In order to know what progress students are making, parents should begin with talking to their student’s teacher to understand what assignments, assessments and/or student work products are most important for their student in regard to the GRCs in any given content area. Schools using the IC gradebook with the parent portal, will have certain assignments, assessments and/or student work products listed in the online gradebook with a 1, 2, 3, or 4 score. Parents should look at these scores over the course of the semester and pay attention to trends in these scores, knowing that they will not be averaged, but that over time, students should be progressing toward 3’s and 4’s by the end of the semester. Teachers will be using assignments, assessments and student work products as a body of evidence to make a final mark at semester. Some elementary schools are not yet using the IC online gradebook and will be communicating with parents about these assignments, assessments and/or student work products through conferences, and regular and timely parent communications.
How Does Homework Fit Into Standards Based Grading?

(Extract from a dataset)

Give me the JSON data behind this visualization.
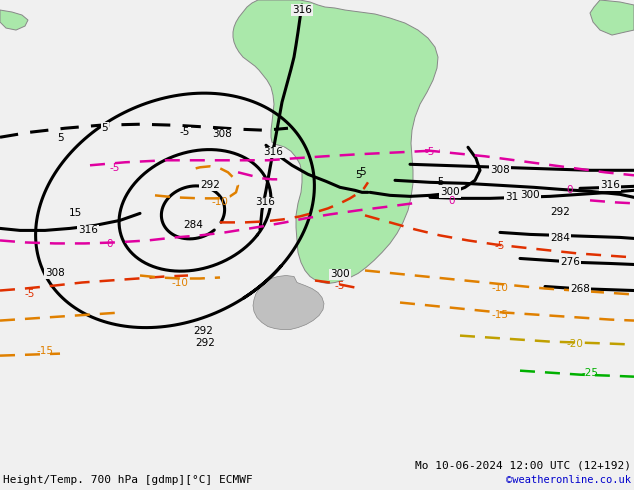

Homework is practice. Therefore, let's re-think the question to be, "Does practice count?" To use a sports analogy, or a knitting analogy, or a painting analogy, or an accounting analogy or pretty much any other analogy you can think of... Practice is extremely important and valuable as it prepares you to perform. Let’s take Peyton Manning as an example. Manning is known for his dedication to practice and study. He's one of the first ones at practice and he's one of the last to leave. He works incredibly hard while practicing, but his work on the practice field or during preseason games doesn't "count" at the end of the season. What "counts" is his performance in actual games - in our case, the assignments, assessments and/or student work products.
Here Are Some Examples:
Law School is practice. The Bar Exam counts as performance against the standards of practicing law. There are examples of people passing the Bar Exam with very little formal law study, and there are lots of examples of people who attended numerous law school classes and may have even earned a law degree, but they never passed a bar exam.
Driver's Ed is practice. The driving exam “counts.”

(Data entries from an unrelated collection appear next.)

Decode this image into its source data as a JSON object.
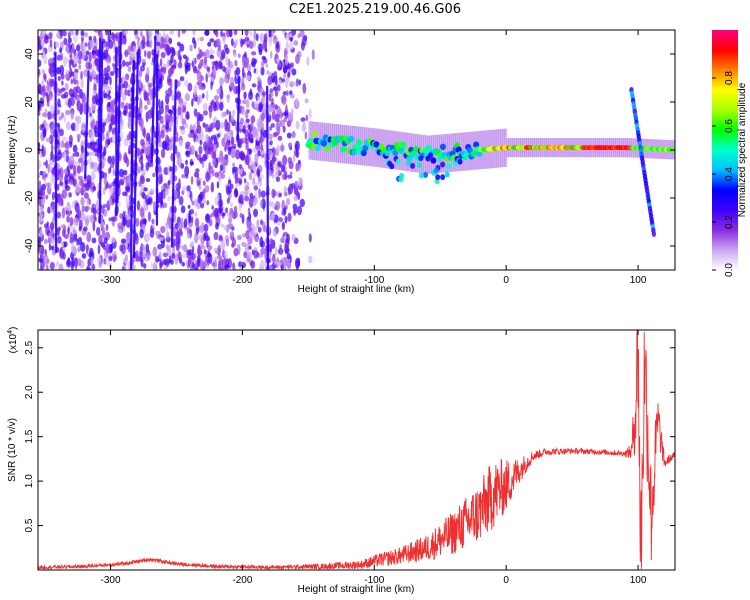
{
  "title": "C2E1.2025.219.00.46.G06",
  "chart_data": [
    {
      "type": "heatmap",
      "xlabel": "Height of straight line (km)",
      "ylabel": "Frequency (Hz)",
      "xlim": [
        -355,
        128
      ],
      "ylim": [
        -50,
        50
      ],
      "xticks": [
        -300,
        -200,
        -100,
        0,
        100
      ],
      "yticks": [
        -40,
        -20,
        0,
        20,
        40
      ],
      "colorbar": {
        "label": "Normalized spectral amplitude",
        "range": [
          0,
          1
        ],
        "ticks": [
          0.0,
          0.2,
          0.4,
          0.6,
          0.8
        ],
        "tick_labels": [
          "0.0",
          "0.2",
          "0.4",
          "0.6",
          "0.8"
        ],
        "colors": [
          "#ffffff",
          "#c9a6f2",
          "#8a2be2",
          "#3f00ff",
          "#0000ff",
          "#00c0ff",
          "#00ffcc",
          "#00ff00",
          "#aaff00",
          "#ffff00",
          "#ff8000",
          "#ff0000",
          "#ff0080"
        ]
      },
      "features": {
        "noise_region_x": [
          -355,
          -145
        ],
        "carrier_track": [
          {
            "x": -150,
            "y": 4
          },
          {
            "x": -100,
            "y": 1
          },
          {
            "x": -60,
            "y": -2
          },
          {
            "x": -40,
            "y": -1
          },
          {
            "x": 0,
            "y": 1
          },
          {
            "x": 50,
            "y": 1
          },
          {
            "x": 90,
            "y": 1
          },
          {
            "x": 128,
            "y": 0
          }
        ],
        "descending_branch": [
          {
            "x": 95,
            "y": 25
          },
          {
            "x": 112,
            "y": -35
          }
        ]
      }
    },
    {
      "type": "line",
      "xlabel": "Height of straight line (km)",
      "ylabel": "SNR (10 * v/v)",
      "y_multiplier": "(x10",
      "y_multiplier_exp": "4",
      "xlim": [
        -355,
        128
      ],
      "ylim": [
        0,
        2.7
      ],
      "xticks": [
        -300,
        -200,
        -100,
        0,
        100
      ],
      "yticks": [
        0.5,
        1.0,
        1.5,
        2.0,
        2.5
      ],
      "ytick_labels": [
        "0.5",
        "1.0",
        "1.5",
        "2.0",
        "2.5"
      ],
      "color": "#f03030",
      "series": [
        {
          "x": [
            -355,
            -320,
            -290,
            -270,
            -250,
            -220,
            -180,
            -140,
            -110,
            -100,
            -80,
            -60,
            -40,
            -20,
            -10,
            0,
            10,
            20,
            30,
            50,
            70,
            90,
            95,
            98,
            100,
            102,
            105,
            110,
            115,
            120,
            128
          ],
          "y": [
            0.03,
            0.04,
            0.07,
            0.12,
            0.07,
            0.04,
            0.03,
            0.04,
            0.06,
            0.1,
            0.16,
            0.25,
            0.42,
            0.65,
            0.85,
            0.95,
            1.12,
            1.28,
            1.33,
            1.34,
            1.33,
            1.31,
            1.33,
            1.8,
            2.6,
            0.1,
            2.4,
            0.6,
            1.7,
            1.2,
            1.3
          ],
          "noise_amplitude": [
            0.02,
            0.02,
            0.02,
            0.02,
            0.02,
            0.02,
            0.02,
            0.03,
            0.05,
            0.07,
            0.1,
            0.15,
            0.25,
            0.35,
            0.4,
            0.3,
            0.15,
            0.06,
            0.04,
            0.03,
            0.03,
            0.03,
            0.1,
            0.5,
            0.9,
            0.9,
            0.8,
            0.6,
            0.3,
            0.06,
            0.03
          ]
        }
      ]
    }
  ]
}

Cosmetology school is practice. The cosmetology state board exam “counts” – serving satisfied clients as a cosmetologist “counts.”

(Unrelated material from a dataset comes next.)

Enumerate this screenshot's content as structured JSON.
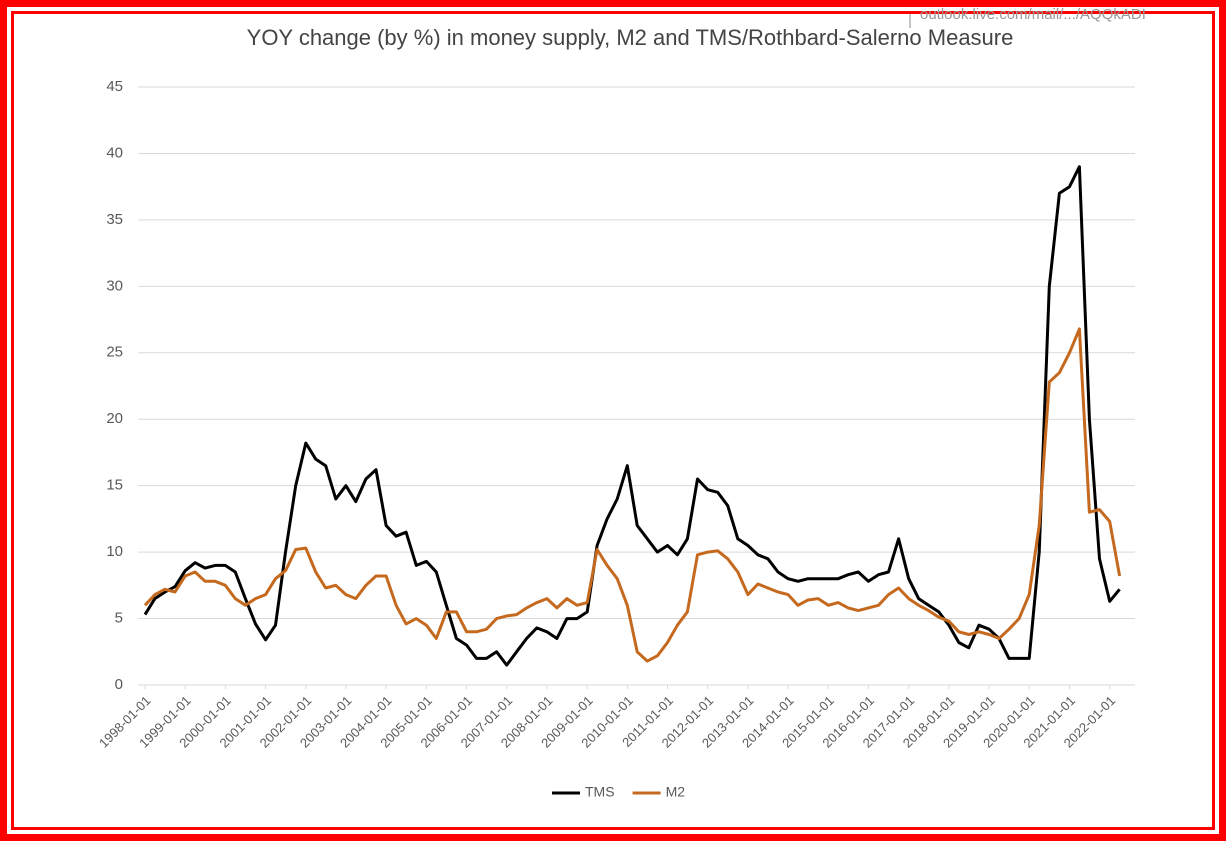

Studying accounting is practice. The CPA exam "counts" - performing your accounting job well once you've landed a job "counts."
Homework assignments need to be aligned to GRCs in order for students to utilize homework as practice toward proficient performance on grade-level standards. Students should be able to articulate how a homework assignment helps them practice toward performance at a 3 or 4 in any given GRC. Teachers should NOT use homework completion as an indicator of student proficiency on a GRC or standard and instead should use student assignments, assessments and/or student work products from class to determine proficiency. However, teachers SHOULD use homework completion as an indicator of a student’s progress toward Scholarly Habits (Respect, Preparation, Risk Taking, Perseverance, and Excellence). Progress on Scholarly Habits will be reported each semester.
What can I expect from my child's report card?
Adams 12 report cards come out by semester; winter (December) and spring (May). A Family's Guide to Standards and Report Cards was given to parents/guardians at back-to-school nights/open houses.